Talvolta i manager che fanno troppo i furbi finiscono nelle canzoni dei loro artisti. È quello che è accaduto all’inglese Norman Sheffield, primo manager dei Queen. Proprietario con il fratello degli studi di registrazione londinesi Trident, Sheffield portò Freddie Mercury e compagni verso l’etichetta discografica Emi. Ma i rapporti non furono mai idilliaci. La band iniziò a odiare Sheffield soprattutto perché a ogni richiesta di soldi o di investimenti in attrezzature musicali il manager continuava a ribadire che i soldi non c’erano. L’impressione, non errata, è che le royalties finissero nelle tasche sbagliate. La band lo liquidò e si affidò a John Reid, conosciuto grazie a Sharon Osbourne.

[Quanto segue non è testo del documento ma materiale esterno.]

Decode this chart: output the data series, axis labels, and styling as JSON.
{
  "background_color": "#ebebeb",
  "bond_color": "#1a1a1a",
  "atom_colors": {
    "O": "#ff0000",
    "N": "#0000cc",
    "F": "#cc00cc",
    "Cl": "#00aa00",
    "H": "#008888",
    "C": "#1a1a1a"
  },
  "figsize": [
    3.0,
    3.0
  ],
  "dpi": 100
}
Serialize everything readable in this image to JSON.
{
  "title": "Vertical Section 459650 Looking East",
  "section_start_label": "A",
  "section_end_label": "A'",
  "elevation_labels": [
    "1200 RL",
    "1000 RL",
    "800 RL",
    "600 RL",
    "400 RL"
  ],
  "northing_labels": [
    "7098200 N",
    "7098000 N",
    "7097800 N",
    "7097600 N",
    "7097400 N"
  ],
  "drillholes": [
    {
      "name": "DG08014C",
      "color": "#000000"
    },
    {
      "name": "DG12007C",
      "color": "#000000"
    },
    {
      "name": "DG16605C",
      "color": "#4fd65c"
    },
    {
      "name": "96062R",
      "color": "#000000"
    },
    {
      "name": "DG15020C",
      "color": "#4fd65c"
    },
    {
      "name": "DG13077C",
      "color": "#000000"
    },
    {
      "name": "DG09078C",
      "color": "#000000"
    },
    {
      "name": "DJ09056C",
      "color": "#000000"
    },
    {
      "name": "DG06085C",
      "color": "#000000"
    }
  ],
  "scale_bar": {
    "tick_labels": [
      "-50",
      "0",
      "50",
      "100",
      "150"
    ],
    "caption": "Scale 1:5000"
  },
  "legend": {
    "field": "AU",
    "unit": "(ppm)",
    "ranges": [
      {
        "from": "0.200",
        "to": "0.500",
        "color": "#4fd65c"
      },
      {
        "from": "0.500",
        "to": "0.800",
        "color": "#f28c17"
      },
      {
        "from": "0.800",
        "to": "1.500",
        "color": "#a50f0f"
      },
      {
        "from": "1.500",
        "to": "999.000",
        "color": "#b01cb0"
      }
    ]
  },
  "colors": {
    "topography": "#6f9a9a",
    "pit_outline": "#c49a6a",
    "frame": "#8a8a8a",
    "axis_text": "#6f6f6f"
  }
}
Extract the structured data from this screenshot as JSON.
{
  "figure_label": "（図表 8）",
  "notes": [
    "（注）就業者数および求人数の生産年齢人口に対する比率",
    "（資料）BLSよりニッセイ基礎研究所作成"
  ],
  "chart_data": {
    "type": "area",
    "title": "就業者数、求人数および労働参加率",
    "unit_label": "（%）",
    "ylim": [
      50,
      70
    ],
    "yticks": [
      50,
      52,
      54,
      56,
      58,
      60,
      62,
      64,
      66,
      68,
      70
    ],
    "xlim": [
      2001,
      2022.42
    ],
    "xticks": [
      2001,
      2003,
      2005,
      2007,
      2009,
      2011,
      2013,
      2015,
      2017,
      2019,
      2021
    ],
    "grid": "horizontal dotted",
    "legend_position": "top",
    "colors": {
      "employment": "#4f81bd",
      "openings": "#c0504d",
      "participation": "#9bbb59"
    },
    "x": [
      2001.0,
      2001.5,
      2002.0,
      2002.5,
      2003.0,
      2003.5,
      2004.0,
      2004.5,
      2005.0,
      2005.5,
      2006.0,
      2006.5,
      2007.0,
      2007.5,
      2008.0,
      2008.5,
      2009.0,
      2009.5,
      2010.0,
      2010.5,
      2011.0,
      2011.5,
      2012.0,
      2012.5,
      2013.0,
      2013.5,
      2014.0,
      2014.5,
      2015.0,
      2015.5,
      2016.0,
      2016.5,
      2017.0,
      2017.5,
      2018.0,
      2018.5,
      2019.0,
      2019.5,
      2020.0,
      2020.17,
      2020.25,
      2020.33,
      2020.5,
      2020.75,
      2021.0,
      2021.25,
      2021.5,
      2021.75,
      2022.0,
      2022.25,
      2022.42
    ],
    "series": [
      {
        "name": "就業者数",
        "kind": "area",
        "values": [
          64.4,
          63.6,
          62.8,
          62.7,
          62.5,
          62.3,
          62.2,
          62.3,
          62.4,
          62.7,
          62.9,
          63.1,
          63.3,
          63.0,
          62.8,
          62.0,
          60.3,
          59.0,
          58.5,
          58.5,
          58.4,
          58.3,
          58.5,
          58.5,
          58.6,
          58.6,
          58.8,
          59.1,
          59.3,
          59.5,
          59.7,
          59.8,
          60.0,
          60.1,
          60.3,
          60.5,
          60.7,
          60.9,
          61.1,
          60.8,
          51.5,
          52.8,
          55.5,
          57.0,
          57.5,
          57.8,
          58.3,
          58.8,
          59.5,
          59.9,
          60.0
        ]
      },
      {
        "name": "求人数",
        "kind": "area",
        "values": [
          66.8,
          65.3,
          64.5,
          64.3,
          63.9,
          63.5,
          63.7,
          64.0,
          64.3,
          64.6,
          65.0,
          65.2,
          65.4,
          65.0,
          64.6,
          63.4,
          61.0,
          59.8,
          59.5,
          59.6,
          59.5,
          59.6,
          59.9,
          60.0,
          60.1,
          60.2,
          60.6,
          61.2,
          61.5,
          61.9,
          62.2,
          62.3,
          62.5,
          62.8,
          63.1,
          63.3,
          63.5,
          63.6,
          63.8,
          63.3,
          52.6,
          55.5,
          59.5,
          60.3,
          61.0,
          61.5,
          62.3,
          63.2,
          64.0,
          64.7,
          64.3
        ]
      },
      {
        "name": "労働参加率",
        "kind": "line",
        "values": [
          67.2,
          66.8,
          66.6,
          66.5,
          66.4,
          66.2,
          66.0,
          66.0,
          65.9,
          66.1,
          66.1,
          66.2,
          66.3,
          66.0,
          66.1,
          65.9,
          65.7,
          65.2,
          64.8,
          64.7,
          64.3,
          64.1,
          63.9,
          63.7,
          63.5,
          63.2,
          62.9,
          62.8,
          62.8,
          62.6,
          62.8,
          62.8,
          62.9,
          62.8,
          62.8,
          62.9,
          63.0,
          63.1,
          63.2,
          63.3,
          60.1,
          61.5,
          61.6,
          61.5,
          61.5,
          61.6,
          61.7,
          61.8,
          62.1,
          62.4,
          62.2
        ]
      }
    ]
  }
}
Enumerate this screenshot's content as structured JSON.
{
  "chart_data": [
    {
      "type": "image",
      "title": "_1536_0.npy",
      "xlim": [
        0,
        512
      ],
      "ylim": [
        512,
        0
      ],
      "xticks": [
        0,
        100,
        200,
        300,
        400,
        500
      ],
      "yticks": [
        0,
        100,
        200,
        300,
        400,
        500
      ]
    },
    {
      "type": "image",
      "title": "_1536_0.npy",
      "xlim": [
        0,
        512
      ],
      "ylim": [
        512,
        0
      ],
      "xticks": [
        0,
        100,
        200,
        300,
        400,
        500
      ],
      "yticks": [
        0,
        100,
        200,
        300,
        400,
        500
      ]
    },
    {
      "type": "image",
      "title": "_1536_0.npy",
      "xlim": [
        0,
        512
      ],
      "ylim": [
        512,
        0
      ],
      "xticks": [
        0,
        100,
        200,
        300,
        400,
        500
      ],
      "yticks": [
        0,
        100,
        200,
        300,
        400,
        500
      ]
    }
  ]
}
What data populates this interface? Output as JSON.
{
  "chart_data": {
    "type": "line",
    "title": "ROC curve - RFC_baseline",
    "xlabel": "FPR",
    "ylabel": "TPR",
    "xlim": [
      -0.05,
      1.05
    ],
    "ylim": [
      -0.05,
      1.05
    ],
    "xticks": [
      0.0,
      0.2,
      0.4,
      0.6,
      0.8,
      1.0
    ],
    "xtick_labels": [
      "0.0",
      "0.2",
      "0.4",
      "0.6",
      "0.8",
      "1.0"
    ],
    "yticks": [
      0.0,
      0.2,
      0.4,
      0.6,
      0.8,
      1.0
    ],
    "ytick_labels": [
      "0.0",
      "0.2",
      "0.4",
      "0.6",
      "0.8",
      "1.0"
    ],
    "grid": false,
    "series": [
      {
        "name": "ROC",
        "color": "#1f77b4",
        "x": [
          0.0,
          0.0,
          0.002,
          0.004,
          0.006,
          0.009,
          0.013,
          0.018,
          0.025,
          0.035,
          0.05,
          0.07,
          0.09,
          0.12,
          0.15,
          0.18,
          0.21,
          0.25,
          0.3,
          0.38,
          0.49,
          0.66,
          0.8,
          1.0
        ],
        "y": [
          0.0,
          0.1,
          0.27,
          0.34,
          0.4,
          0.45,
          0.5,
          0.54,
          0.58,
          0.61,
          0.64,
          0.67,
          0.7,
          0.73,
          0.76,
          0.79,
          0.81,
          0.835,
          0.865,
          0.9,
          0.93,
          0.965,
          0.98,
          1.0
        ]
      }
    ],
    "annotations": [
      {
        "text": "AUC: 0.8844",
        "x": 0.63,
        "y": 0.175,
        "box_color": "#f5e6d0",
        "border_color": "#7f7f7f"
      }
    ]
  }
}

Ma l’ultima vendetta del quartetto fu una canzone, Death on Two Legs, pubblicata nell’album A Night at the Opera. Il testo non nominava mai il manager, ma le allusioni erano pesantissime: «Succhi il mio sangue come una sanguisuga», «Hai preso tutti i miei soldi e vuoi di più», «Sei un topo di fogna che si decompone in un pozzo nero di boria». Si narra che il testo fosse così esplicito che lo stesso Mercury finì per vergognarsene e che fu Brian May a convincerlo comunque a portare a termine la canzone. Sta di fatto che Sheffield, ormai licenziato, ascoltato il brano fece causa ai Queen. Nel 2013 ha cercato di dare la sua versione dei fatti in un libro di memorie dal titolo Life on Two Legs: Set the Record Straight. È morto nel 2014 e Brian May lo ha ricordato con un saluto affettuoso, ma distaccato: «Abbiamo avuto le nostre divergenze, ma nel grande schema delle cose, tutta l’acqua è ormai passata da tanto tempo sotto il ponte».

ANGELO CUSTODE

In questo mondo fatto di violenza e tradimenti c’è spazio anche per storie a lieto fine. Dave Grohl nella sua recente biografia Storyteller che negli Stati Uniti ha venduto più di 300mila copie (in Italia pubblicata da Rizzoli) ha solo parole di grande amicizia per il suo tour manager Gus Brandt. Un angelo custode che lo tira fuori di cella da una prigione australiana e, sempre durante una tournée dei Foo Fighters agli antipodi, gli organizza e lo accompagna in un furioso tour de force, una non stop Australia-California-Australia che gli consente nell’arco di tre giorni di suonare due date del tour e contemporaneamente non perdersi una recita scolastica della figlia.

E in un mondo che spesso ha marginalizzato le donne, se non addirittura trattandole come oggetti, spicca la coraggiosa Kim Hawes che ha lavorato per trent’anni come tour manager di artisti rock. Tra i suoi clienti Elvis Costello, Chumbawamba, Hawkwind, Black Sabbath, Rush. Per dieci anni è stata con i Motörhead. Ha pubblicato una biografia, Confessions of a Female Tour Manager, nel 2019. Non si è mai piegata agli stereotipi del rock. «La mia – ha scritto – è la storia di una donna in un mondo di uomini. Non mi ha mai interessato essere ‘uno dei ragazzi’, o di provare di essere al loro livello. Vestivo scarpe di marca e non anfibi, avevo le unghie smaltate invece dei tatuaggi e avevano una penna di Tiffany in tasca e non una brugola. In trent’ anni non ho mai corso, non ho mai urlato, non mi sono mai concessa e non mi sono mai arresa». Anche questo è rock’n’roll.